第 18章 早餐
第 18章 早餐 (第1/3页)
柳絮坐在干草上,听着刘春的脚步声渐远,外面的人声、脚步声却愈发清晰起来,像潮水慢慢涨上来。她心里那根弦,绷得紧紧的,松不下来。
帘子一动,又有人进来。不是刘春。
是指导员刘方平。还是那身洗得发白的灰蓝军装,只是眼下的青黑更重了,像是用墨笔淡淡勾了一圈。他手里端着个搪瓷缸子,缺了块瓷,露出底下黑色的铁皮,缸口冒着缕缕白气。他没说话,径直走到柳絮跟前,把缸子递过来。
“来同志,先对付一口,暖暖身子。”缸子里是半稠的糊糊,颜色灰扑扑的,闻着一股子焦糊的粮食味儿,倒是热腾腾的。
柳絮接过来,粗糙的缸子边沿烫着指尖,那点暖意让她冻了一夜的手微微发麻。“谢谢指导员。”
刘方平在她对面,也没讲究,直接就着地上的干草坐下了。他没急着开口,目光垂着,像是盯着地面某处,又像什么都没看。帐篷里一下子静得能听见外面骡马偶尔打响鼻的声音,还有远处隐约飘来的、短促的口令。
“柳絮同志,”他终于抬起头,目光平平地落在柳絮脸上。那目光不锐利,像秋天的潭水,看着平静,“你的脚,还疼得厉害么?”
“好多了,刚刘春给我重新包了。”柳絮小口啜着糊糊,温热的液体滑下去,空瘪的胃里总算有了点实在感。只不过这个糊糊味道很淡,甚至有点发苦,谈不上多好喝。

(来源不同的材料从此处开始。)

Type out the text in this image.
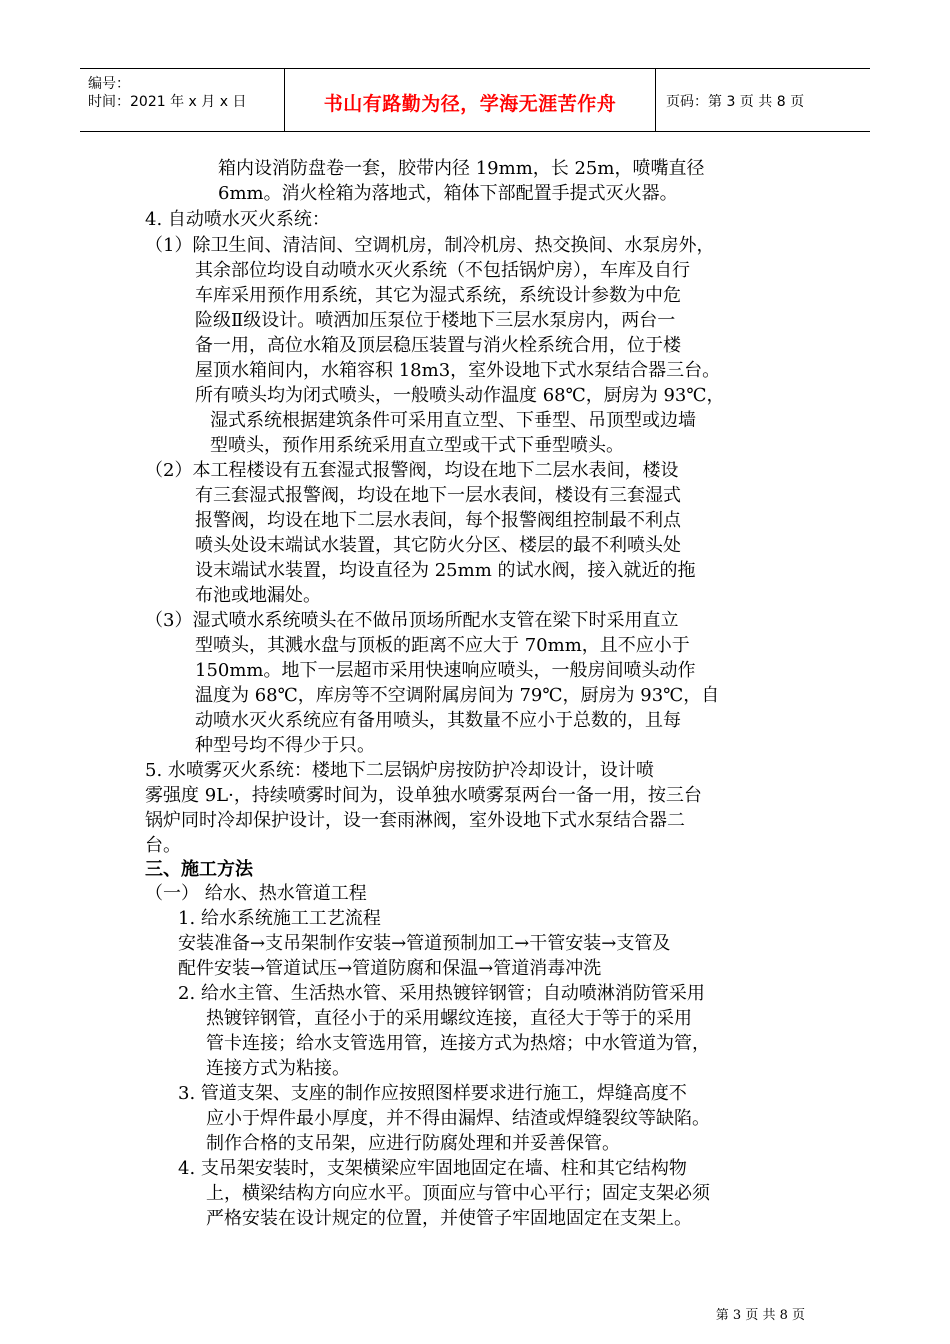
编号：
时间：2021 年 x 月 x 日	书山有路勤为径，学海无涯苦作舟	页码：第 3 页 共 8 页
箱内设消防盘卷一套，胶带内径 19mm，长 25m，喷嘴直径
6mm。消火栓箱为落地式，箱体下部配置手提式灭火器。
4. 自动喷水灭火系统：
（1）除卫生间、清洁间、空调机房，制冷机房、热交换间、水泵房外，
其余部位均设自动喷水灭火系统（不包括锅炉房），车库及自行
车库采用预作用系统，其它为湿式系统，系统设计参数为中危
险级Ⅱ级设计。喷洒加压泵位于楼地下三层水泵房内，两台一
备一用，高位水箱及顶层稳压装置与消火栓系统合用，位于楼
屋顶水箱间内，水箱容积 18m3，室外设地下式水泵结合器三台。
所有喷头均为闭式喷头，一般喷头动作温度 68℃，厨房为 93℃，
湿式系统根据建筑条件可采用直立型、下垂型、吊顶型或边墙
型喷头，预作用系统采用直立型或干式下垂型喷头。
（2）本工程楼设有五套湿式报警阀，均设在地下二层水表间，楼设
有三套湿式报警阀，均设在地下一层水表间，楼设有三套湿式
报警阀，均设在地下二层水表间，每个报警阀组控制最不利点
喷头处设末端试水装置，其它防火分区、楼层的最不利喷头处
设末端试水装置，均设直径为 25mm 的试水阀，接入就近的拖
布池或地漏处。
（3）湿式喷水系统喷头在不做吊顶场所配水支管在梁下时采用直立
型喷头，其溅水盘与顶板的距离不应大于 70mm，且不应小于
150mm。地下一层超市采用快速响应喷头，一般房间喷头动作
温度为 68℃，库房等不空调附属房间为 79℃，厨房为 93℃，自
动喷水灭火系统应有备用喷头，其数量不应小于总数的，且每
种型号均不得少于只。
5. 水喷雾灭火系统：楼地下二层锅炉房按防护冷却设计，设计喷
雾强度 9L·，持续喷雾时间为，设单独水喷雾泵两台一备一用，按三台
锅炉同时冷却保护设计，设一套雨淋阀，室外设地下式水泵结合器二
台。
三、施工方法
（一） 给水、热水管道工程
1. 给水系统施工工艺流程
安装准备→支吊架制作安装→管道预制加工→干管安装→支管及
配件安装→管道试压→管道防腐和保温→管道消毒冲洗
2. 给水主管、生活热水管、采用热镀锌钢管；自动喷淋消防管采用
热镀锌钢管，直径小于的采用螺纹连接，直径大于等于的采用
管卡连接；给水支管选用管，连接方式为热熔；中水管道为管，
连接方式为粘接。
3. 管道支架、支座的制作应按照图样要求进行施工，焊缝高度不
应小于焊件最小厚度，并不得由漏焊、结渣或焊缝裂纹等缺陷。
制作合格的支吊架，应进行防腐处理和并妥善保管。
4. 支吊架安装时，支架横梁应牢固地固定在墙、柱和其它结构物
上，横梁结构方向应水平。顶面应与管中心平行；固定支架必须
严格安装在设计规定的位置，并使管子牢固地固定在支架上。
第 3 页 共 8 页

“嗯。”刘方平应了一声,又不说话了。他双手交握着搁在膝上,指节粗大,布满厚茧,右手食指习惯性地在左手虎口的老茧上摩挲着,发出极细微的沙沙声。“昨晚……”他开了口,说得很慢,字和字之间留着空隙,“你给的那药,效果真好。战士们烧都退了,能认人了。大牛伤口也没再烂下去。几个发烧的同志,也都稳住了。”
他停了话头,抬起眼,目光落在柳絮脸上,带着一种沉甸甸的审视。“你这药……效果真不一般?”他声音不高,像是在自言自语,又像是在问她,“我见过磺胺,也用过。弟兄们伤口发炎化脓,撒上去,是能顶些事,可效果也没这么快,这么……立竿见影的。”